Females tend to recognise when they are feeling down but when men were stressed it could often show up as symptoms such as aggression and alcohol consumption.
Dr Botha said it was important men talked about their emotional wellness.
"I think stigma is still a big issue. They don't like to talk to a medical professional, they like to talk to their family and mates first."
Gordon Hudson, of Like Minds Taranaki, attended a farmers' wellness workshop at AgResearch in Hamilton recently which discussed the issue of mental health for farmers.
Dr Botha was one of the speakers at the workshop.
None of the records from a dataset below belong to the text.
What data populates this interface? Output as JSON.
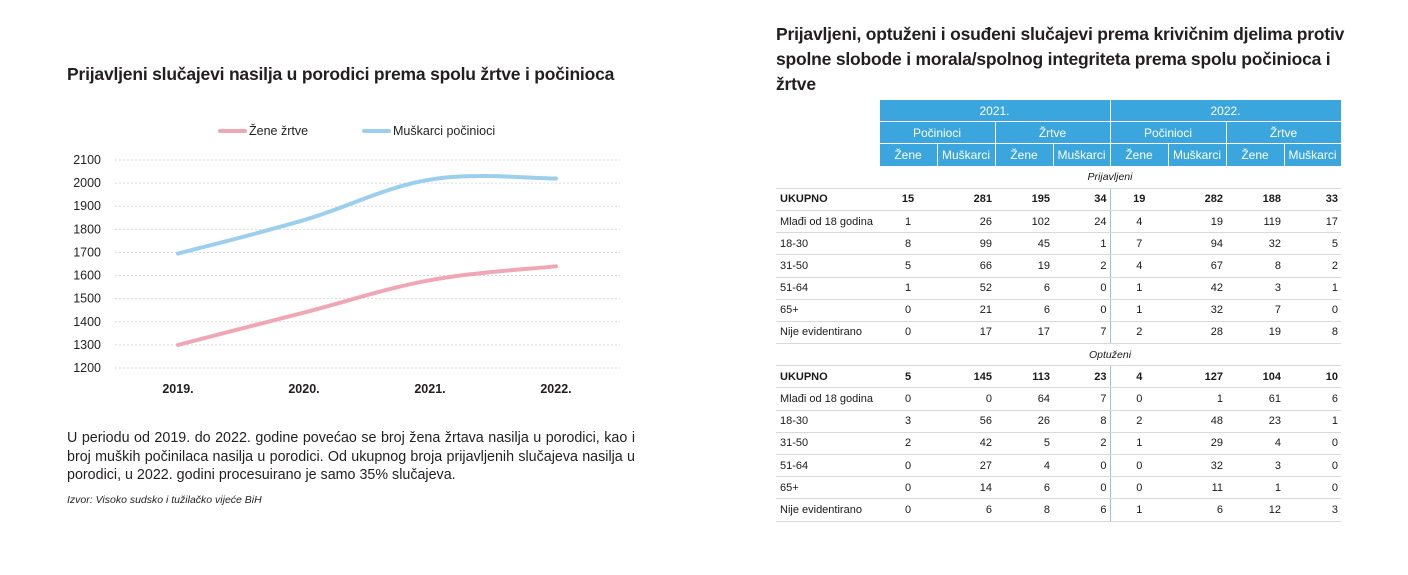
{
  "left": {
    "title": "Prijavljeni slučajevi nasilja u porodici prema spolu žrtve i počinioca",
    "paragraph": "U periodu od 2019. do 2022. godine povećao se broj žena žrtava nasilja u porodici, kao i broj muških počinilaca nasilja u porodici. Od ukupnog broja prijavljenih slučajeva nasilja u porodici, u 2022. godini procesuirano je samo 35% slučajeva.",
    "source": "Izvor: Visoko sudsko i tužilačko vijeće BiH"
  },
  "chart_data": {
    "type": "line",
    "categories": [
      "2019.",
      "2020.",
      "2021.",
      "2022."
    ],
    "series": [
      {
        "name": "Žene žrtve",
        "color": "#f0a7b5",
        "values": [
          1300,
          1440,
          1580,
          1640
        ]
      },
      {
        "name": "Muškarci počinioci",
        "color": "#9ccfec",
        "values": [
          1695,
          1840,
          2015,
          2020
        ]
      }
    ],
    "yticks": [
      1200,
      1300,
      1400,
      1500,
      1600,
      1700,
      1800,
      1900,
      2000,
      2100
    ],
    "ylim": [
      1200,
      2100
    ],
    "grid": true,
    "legend": "top"
  },
  "right": {
    "title": "Prijavljeni, optuženi i osuđeni slučajevi prema krivičnim djelima protiv spolne slobode i morala/spolnog integriteta prema spolu počinioca i žrtve",
    "years": [
      "2021.",
      "2022."
    ],
    "groups": [
      "Počinioci",
      "Žrtve"
    ],
    "sexes": [
      "Žene",
      "Muškarci"
    ],
    "sections": [
      {
        "name": "Prijavljeni",
        "rows": [
          {
            "label": "UKUPNO",
            "total": true,
            "values": [
              "15",
              "281",
              "195",
              "34",
              "19",
              "282",
              "188",
              "33"
            ]
          },
          {
            "label": "Mlađi od 18 godina",
            "values": [
              "1",
              "26",
              "102",
              "24",
              "4",
              "19",
              "119",
              "17"
            ]
          },
          {
            "label": "18-30",
            "values": [
              "8",
              "99",
              "45",
              "1",
              "7",
              "94",
              "32",
              "5"
            ]
          },
          {
            "label": "31-50",
            "values": [
              "5",
              "66",
              "19",
              "2",
              "4",
              "67",
              "8",
              "2"
            ]
          },
          {
            "label": "51-64",
            "values": [
              "1",
              "52",
              "6",
              "0",
              "1",
              "42",
              "3",
              "1"
            ]
          },
          {
            "label": "65+",
            "values": [
              "0",
              "21",
              "6",
              "0",
              "1",
              "32",
              "7",
              "0"
            ]
          },
          {
            "label": "Nije evidentirano",
            "values": [
              "0",
              "17",
              "17",
              "7",
              "2",
              "28",
              "19",
              "8"
            ]
          }
        ]
      },
      {
        "name": "Optuženi",
        "rows": [
          {
            "label": "UKUPNO",
            "total": true,
            "values": [
              "5",
              "145",
              "113",
              "23",
              "4",
              "127",
              "104",
              "10"
            ]
          },
          {
            "label": "Mlađi od 18 godina",
            "values": [
              "0",
              "0",
              "64",
              "7",
              "0",
              "1",
              "61",
              "6"
            ]
          },
          {
            "label": "18-30",
            "values": [
              "3",
              "56",
              "26",
              "8",
              "2",
              "48",
              "23",
              "1"
            ]
          },
          {
            "label": "31-50",
            "values": [
              "2",
              "42",
              "5",
              "2",
              "1",
              "29",
              "4",
              "0"
            ]
          },
          {
            "label": "51-64",
            "values": [
              "0",
              "27",
              "4",
              "0",
              "0",
              "32",
              "3",
              "0"
            ]
          },
          {
            "label": "65+",
            "values": [
              "0",
              "14",
              "6",
              "0",
              "0",
              "11",
              "1",
              "0"
            ]
          },
          {
            "label": "Nije evidentirano",
            "values": [
              "0",
              "6",
              "8",
              "6",
              "1",
              "6",
              "12",
              "3"
            ]
          }
        ]
      }
    ]
  }
}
"We totally acknowledge just how difficult farming can be, it is the total all-encompassing lifestyle," Mr Hudson said.
He said aspects of the job such as the daily commitment, uncertainty of returns, staff relationships, rough weather conditions and isolation can have negative effects of farmers' mental health.
"Sometimes these can all get too much and can impact on personal relationships," Mr Hudson said. "This, in turn, can impact on their ability to manage their professional and personal life."
He pointed to nationwide Rural Support Trust as a source of help.
He said the organisation did a great job of helping farmers in times of stress.
More importantly, he said it was farmers helping farmers.
"Farmers need to be aware that there is no health without mental health," Mr Hudson said.